Bent light

The problem with the devil is that he is twisted. “Let there be light!” And there was. But light was not content. It wanted more. It wanted to be the source.

There is a long history of twisted light. The mirror is not a new tool. Light reflecting off a pool is as old as still water, and there is nothing inherently malicious in welding sand so as to make a looking glass. That said, a mirror is by definition “twisted light,” and the narcissism of you looking at you isn’t exactly a recipe for enhancing the love of others.

After the mirror came the scope. Twisting light anew, we learned to look up, and then down, at things we’d never seen before. The heavens were opened to us and they are beautiful. The deeps revealed to us the particles of life and their principles defy imagination. Yet at the same time, this new view did not enhance man’s awe at the mighty hand of God, but ushered in an era of declaring He does not exist, that space and time exist without Him, and that we are the ones who hold the future in our hands.

After the scope came the camera, the image maker, by which we remember our loved ones, catalog history, and see parts of the world we would never otherwise experience. But its power is the power to lie, to distort reality, to convince me reality is something other than what it is right now. A photograph is not real. Despite what I imagine, thanks to photographs, I have never seen a cheetah. I do not know what Bangladesh looks like. I do not know Donald Trump.

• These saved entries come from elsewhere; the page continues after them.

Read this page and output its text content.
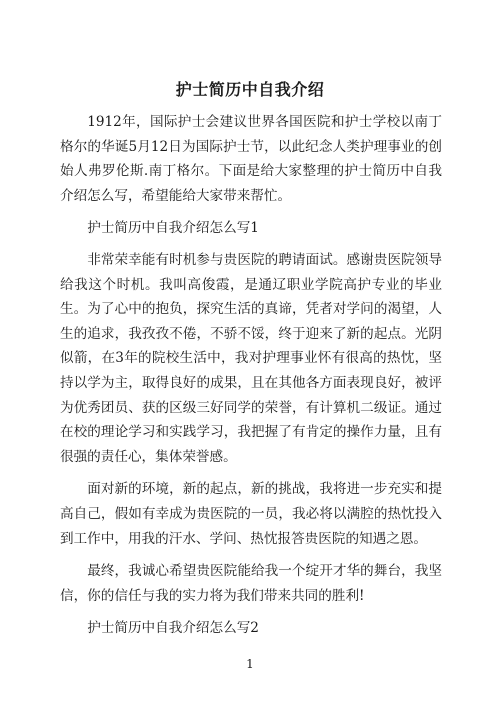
护士简历中自我介绍

1912年，国际护士会建议世界各国医院和护士学校以南丁格尔的华诞5月12日为国际护士节，以此纪念人类护理事业的创始人弗罗伦斯.南丁格尔。下面是给大家整理的护士简历中自我介绍怎么写，希望能给大家带来帮忙。

护士简历中自我介绍怎么写1

非常荣幸能有时机参与贵医院的聘请面试。感谢贵医院领导给我这个时机。我叫高俊霞，是通辽职业学院高护专业的毕业生。为了心中的抱负，探究生活的真谛，凭者对学问的渴望，人生的追求，我孜孜不倦，不骄不馁，终于迎来了新的起点。光阴似箭，在3年的院校生活中，我对护理事业怀有很高的热忱，坚持以学为主，取得良好的成果，且在其他各方面表现良好，被评为优秀团员、获的区级三好同学的荣誉，有计算机二级证。通过在校的理论学习和实践学习，我把握了有肯定的操作力量，且有很强的责任心，集体荣誉感。

面对新的环境，新的起点，新的挑战，我将进一步充实和提高自己，假如有幸成为贵医院的一员，我必将以满腔的热忱投入到工作中，用我的汗水、学问、热忱报答贵医院的知遇之恩。

最终，我诚心希望贵医院能给我一个绽开才华的舞台，我坚信，你的信任与我的实力将为我们带来共同的胜利!

护士简历中自我介绍怎么写2

1
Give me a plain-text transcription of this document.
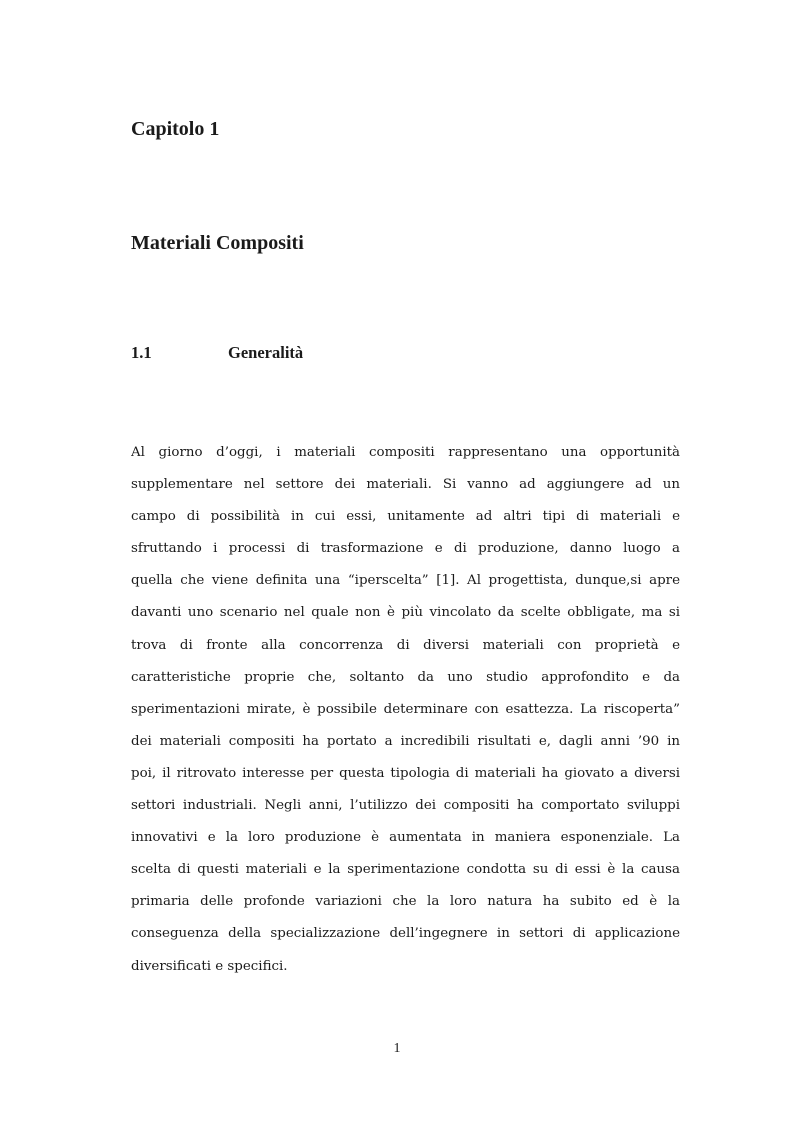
Capitolo 1
Materiali Compositi
1.1	Generalità
Al giorno d’oggi, i materiali compositi rappresentano una opportunità
supplementare nel settore dei materiali. Si vanno ad aggiungere ad un
campo di possibilità in cui essi, unitamente ad altri tipi di materiali e
sfruttando i processi di trasformazione e di produzione, danno luogo a
quella che viene definita una “iperscelta” [1]. Al progettista, dunque,si apre
davanti uno scenario nel quale non è più vincolato da scelte obbligate, ma si
trova di fronte alla concorrenza di diversi materiali con proprietà e
caratteristiche proprie che, soltanto da uno studio approfondito e da
sperimentazioni mirate, è possibile determinare con esattezza. La riscoperta”
dei materiali compositi ha portato a incredibili risultati e, dagli anni ’90 in
poi, il ritrovato interesse per questa tipologia di materiali ha giovato a diversi
settori industriali. Negli anni, l’utilizzo dei compositi ha comportato sviluppi
innovativi e la loro produzione è aumentata in maniera esponenziale. La
scelta di questi materiali e la sperimentazione condotta su di essi è la causa
primaria delle profonde variazioni che la loro natura ha subito ed è la
conseguenza della specializzazione dell’ingegnere in settori di applicazione
diversificati e specifici.
1
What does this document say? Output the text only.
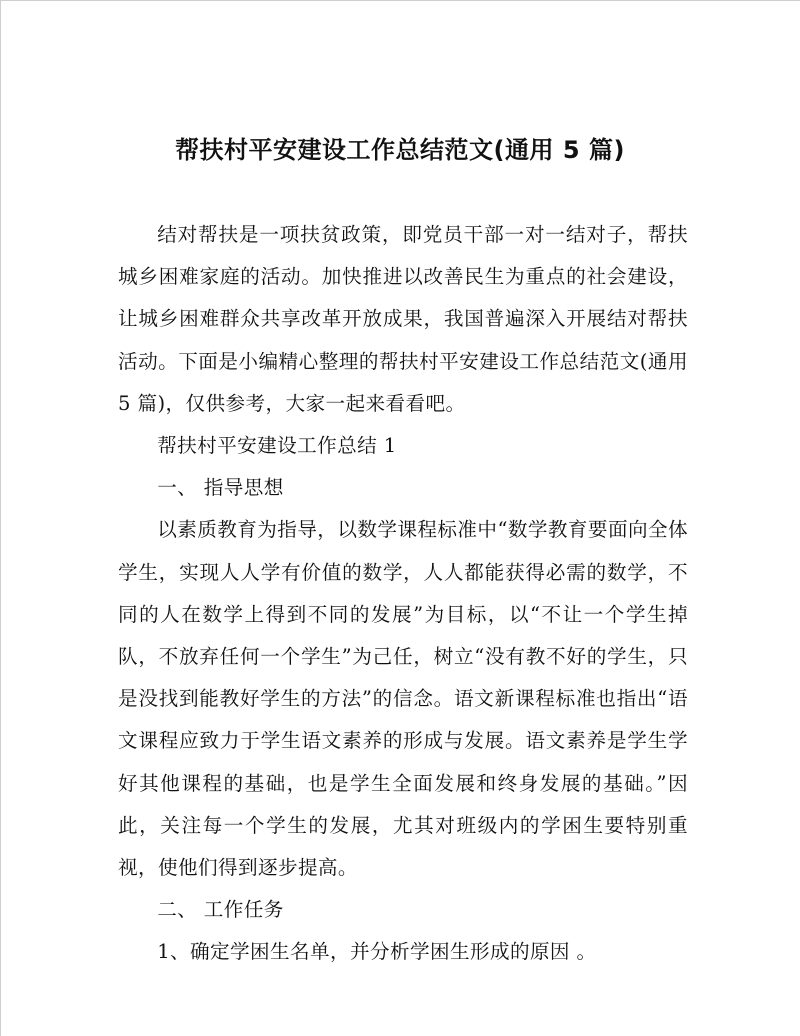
帮扶村平安建设工作总结范文(通用 5 篇)

结对帮扶是一项扶贫政策，即党员干部一对一结对子，帮扶城乡困难家庭的活动。加快推进以改善民生为重点的社会建设，让城乡困难群众共享改革开放成果，我国普遍深入开展结对帮扶活动。下面是小编精心整理的帮扶村平安建设工作总结范文(通用 5 篇)，仅供参考，大家一起来看看吧。

帮扶村平安建设工作总结 1

一、 指导思想

以素质教育为指导，以数学课程标准中“数学教育要面向全体学生，实现人人学有价值的数学，人人都能获得必需的数学，不同的人在数学上得到不同的发展”为目标，以“不让一个学生掉队，不放弃任何一个学生”为己任，树立“没有教不好的学生，只是没找到能教好学生的方法”的信念。语文新课程标准也指出“语文课程应致力于学生语文素养的形成与发展。语文素养是学生学好其他课程的基础，也是学生全面发展和终身发展的基础。”因此，关注每一个学生的发展，尤其对班级内的学困生要特别重视，使他们得到逐步提高。

二、 工作任务

1、确定学困生名单，并分析学困生形成的原因 。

The industrial light and the magic of twisting that the screen at last gifted us has taken all these powers and amplified them. There is simply no distortion of the senses like the suspension of the present; nothing like the talking picture and its ubiquitous internet yammering.  We now live most of our days staring into the face of twisted light.

The tools of film and fiber optic cable are no more naturally evil than still water. The problem is that man is. Man has an innate ability (let’s call it “concupiscence”) to use the best things of God in the worst possible way.

I don’t think I believe that tools which twist light are substantially of the devil. But I do think our use of them unavoidably symbolizes him, and that the times that we live in are uniquely diabolical as a result. If all that you want out of life is distraction, then all that you want is actually out of this life.

If you plan to keep on living in this here Babylon as a Christian, if you don’t want anyone to steal your crown, if you’re tired of being lied to and are fed up with being manipulated, remember that the eye is the lamp of your body. Fill it with good light. Remember what the sun and the moon and the stars are for. Believe that you may not be able to condense reality, but that your God has solved all problems already at the cross. Decide that distraction isn’t nearly so worth your time as being present, seeing truth and acting on what is real.

What would life be like if I wasn’t always being formed by twisted light? That’s what I, at least, am heaven-bent on finding out.